Nunca entendió mucho de tenis ni de tenistas, pero como en el establishment de la ostentación se siente aburguesada y se maneja con holgura, la blonda diva quiso saber, de chusma nomás, cuanta plata había embolsado el muchacho en el raid de sus victorias deportivas.
Rápido como su drive, el desacatado novato contragolpeó: "no tanto como ganás vos". Juan Martín Del Potro es un atrevido, ya no hay dudas de eso. Si algo tenía que pasar para ratificar aquel adjetivo que se había ganado durante el raquet-tet con Susana, ya pasó. Fue en ese intrépido acto reflejo, en ese picante episodio pre-hazaña que dejó entrever los vestigios de osado y desafiante teenager sin pelos en la lengua con la mentalidad de un potencial campeón.
Y si en un futuro próximo tenía pensado escupir el puré de la Chiqui y sostener parcamente que la rosa rococó le gusta blanca y no rosada para darnos más indicios, que no lo haga, porque con la última consagración la mano viene clara.
A priori uno lo descarta, pero haciendo un minucioso análisis y marginando los contextos, las situaciones se chocan. Se unen en lo sorprendente. Se atraen por un mismo factor: lo inesperado. Juan Martín Del Potro no rompe los libretos, porque ni siquiera los tiene. Porque pese a que su taciturno andar y sus pesarosos movimientos lo fueron menospreciando en los pronósticos cada cambio de balls de cualquier chance importante, no se rindió. Porque con ese distorsionado y craso vozarrón puso en apuros a la desconcertada reina; y con todo su lógico hastío por falta de timming desquició al astro helvético.

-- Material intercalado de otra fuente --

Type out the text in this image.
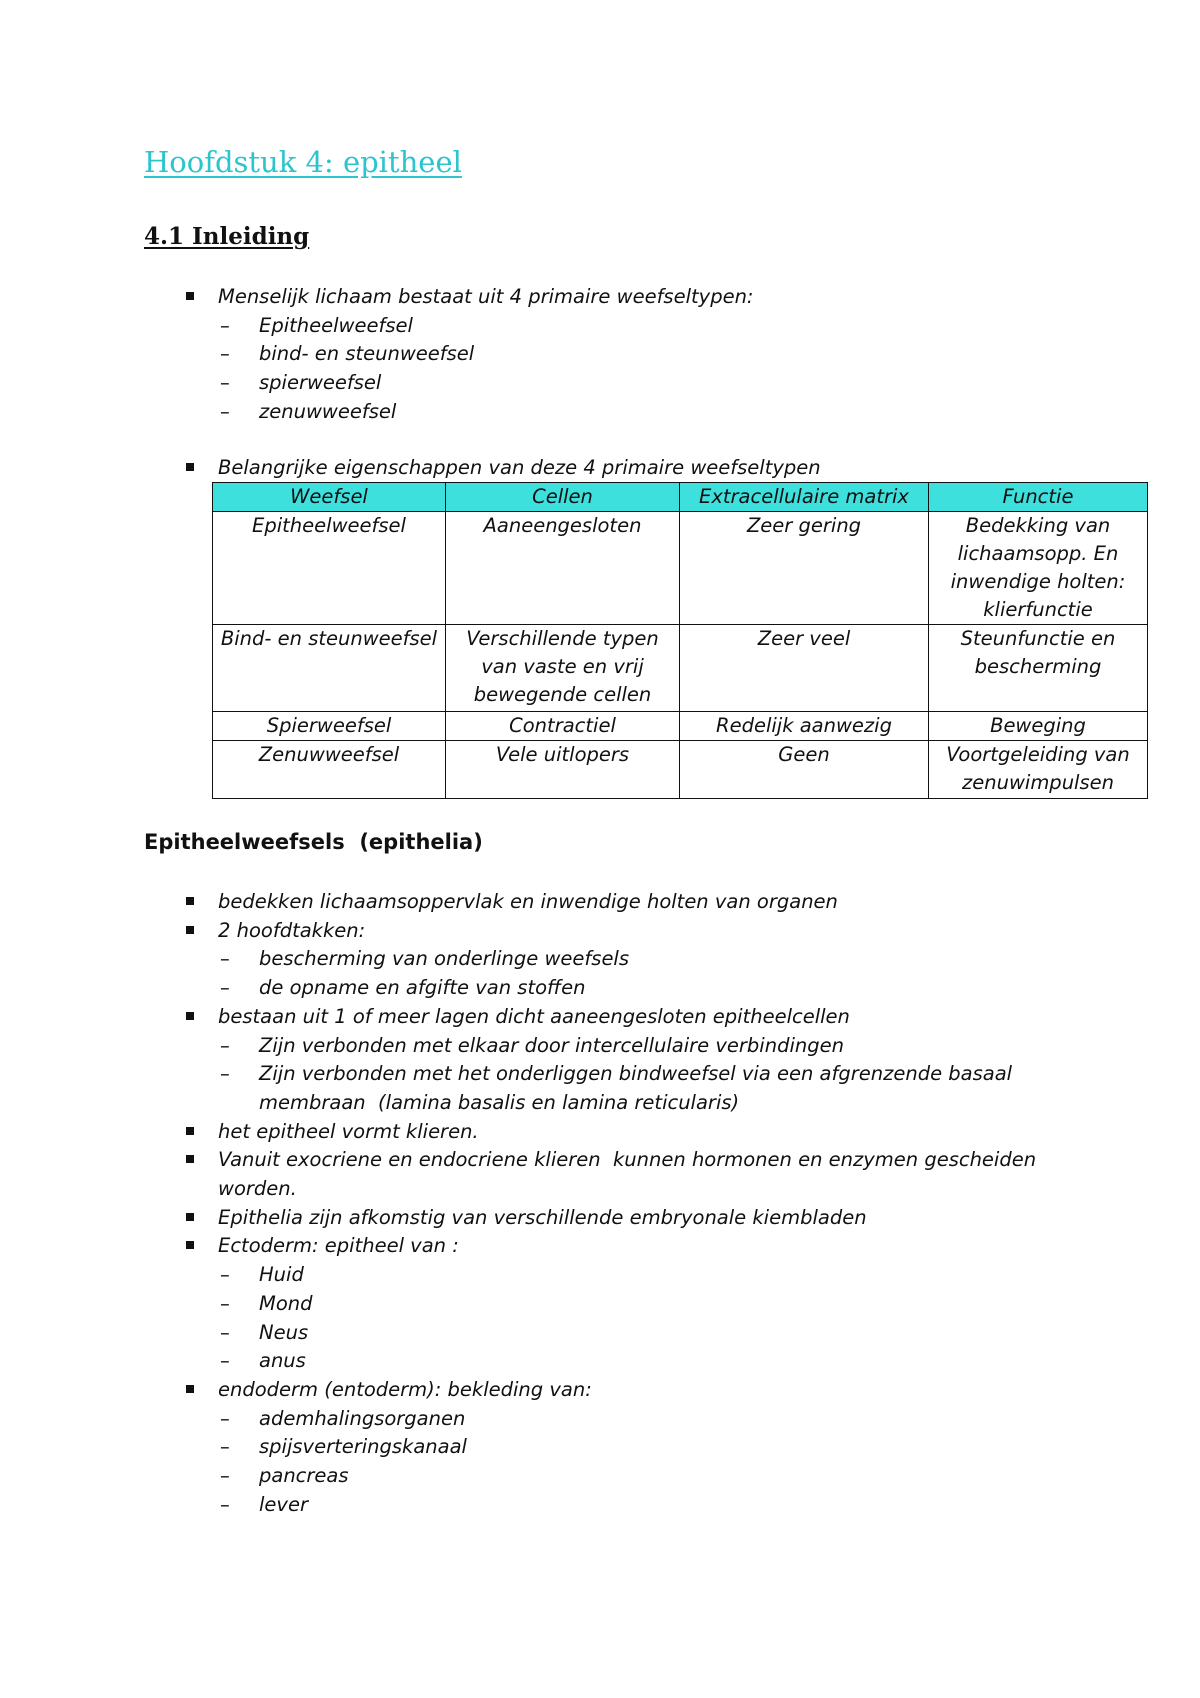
Hoofdstuk 4: epitheel
4.1 Inleiding
Menselijk lichaam bestaat uit 4 primaire weefseltypen:
– Epitheelweefsel
– bind- en steunweefsel
– spierweefsel
– zenuwweefsel
Belangrijke eigenschappen van deze 4 primaire weefseltypen
Weefsel	Cellen	Extracellulaire matrix	Functie
Epitheelweefsel	Aaneengesloten	Zeer gering	Bedekking van lichaamsopp. En inwendige holten: klierfunctie
Bind- en steunweefsel	Verschillende typen van vaste en vrij bewegende cellen	Zeer veel	Steunfunctie en bescherming
Spierweefsel	Contractiel	Redelijk aanwezig	Beweging
Zenuwweefsel	Vele uitlopers	Geen	Voortgeleiding van zenuwimpulsen
Epitheelweefsels  (epithelia)
bedekken lichaamsoppervlak en inwendige holten van organen
2 hoofdtakken:
– bescherming van onderlinge weefsels
– de opname en afgifte van stoffen
bestaan uit 1 of meer lagen dicht aaneengesloten epitheelcellen
– Zijn verbonden met elkaar door intercellulaire verbindingen
– Zijn verbonden met het onderliggen bindweefsel via een afgrenzende basaal
membraan  (lamina basalis en lamina reticularis)
het epitheel vormt klieren.
Vanuit exocriene en endocriene klieren  kunnen hormonen en enzymen gescheiden
worden.
Epithelia zijn afkomstig van verschillende embryonale kiembladen
Ectoderm: epitheel van :
– Huid
– Mond
– Neus
– anus
endoderm (entoderm): bekleding van:
– ademhalingsorganen
– spijsverteringskanaal
– pancreas
– lever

Para místicos y escépticos, este argentino en New York sin bigote ni la Oreiro le dio cátedra al uno y al dos; y levantó la copa después de 32 años sin ser de avellaneda. La atlética reencarnación de Fido Dido se encurdó a tope con lubricante bardahl, adquirió la potencia de un fórmula 5 del mundo y con resaca arrasó contra todo lo que se animó a devolverle una pelota. Pavada de tarea para un nene que comía Zucaritas en tazón y se maravillaba con las proezas que el propio Roger realizaba, mientras se alquilaba un puesto en el top ten del planeta. Y basado en eso, no en sacar el tigre que había en él, sino en esa profunda admiración, no resulta rara su desventaja en el inicio de la finalísima. Ni las cuatro derechas en órbita, ni las cinco derrotas en seis enfrentamientos.
Un set y varios games resignó hasta entender que no siempre la pedantería argentina es inútil. Cuando la Torre se animó a sumirse en la confianza de ese passing paralelo que puso en jaque al indefenso y solitario rey, todo fue música para su raqueta. Comenzó a divertirse en el Arthur Ashe, emulando al otro Potro, al cuartetero cordobés, y bailó al cadencioso ritmo de sus hirientes impactos que opacaron el agudo registro del yodel suizo. Hambre, alma y psiquis relajada: Jaque mate.
La sentencia de ésta intrincada partida de ajedrez tiene su explicación en la incesante evolución de la joven mente brillante. Y fue el pico más alto de un certamen que fue mucho más que ese millón de euros. Fue la frustración por arrebatarle el sueño a su coterráneo, fue barrer los restos de un ex número uno del mundo, fue pintarle la cara color desesperanza al frontón español. Fue, sin dudas, mas fácil tocar el cielo con las manos con su 1.95 venciendo al Dios de ésta jurisdicción. El final de un sueño, la independencia de una promesa y el comienzo de una leyenda, que nació cuando ese lungo muchachito de tandil decoró con un tímido revés el paisaje de las sierras, a las que siempre respetó.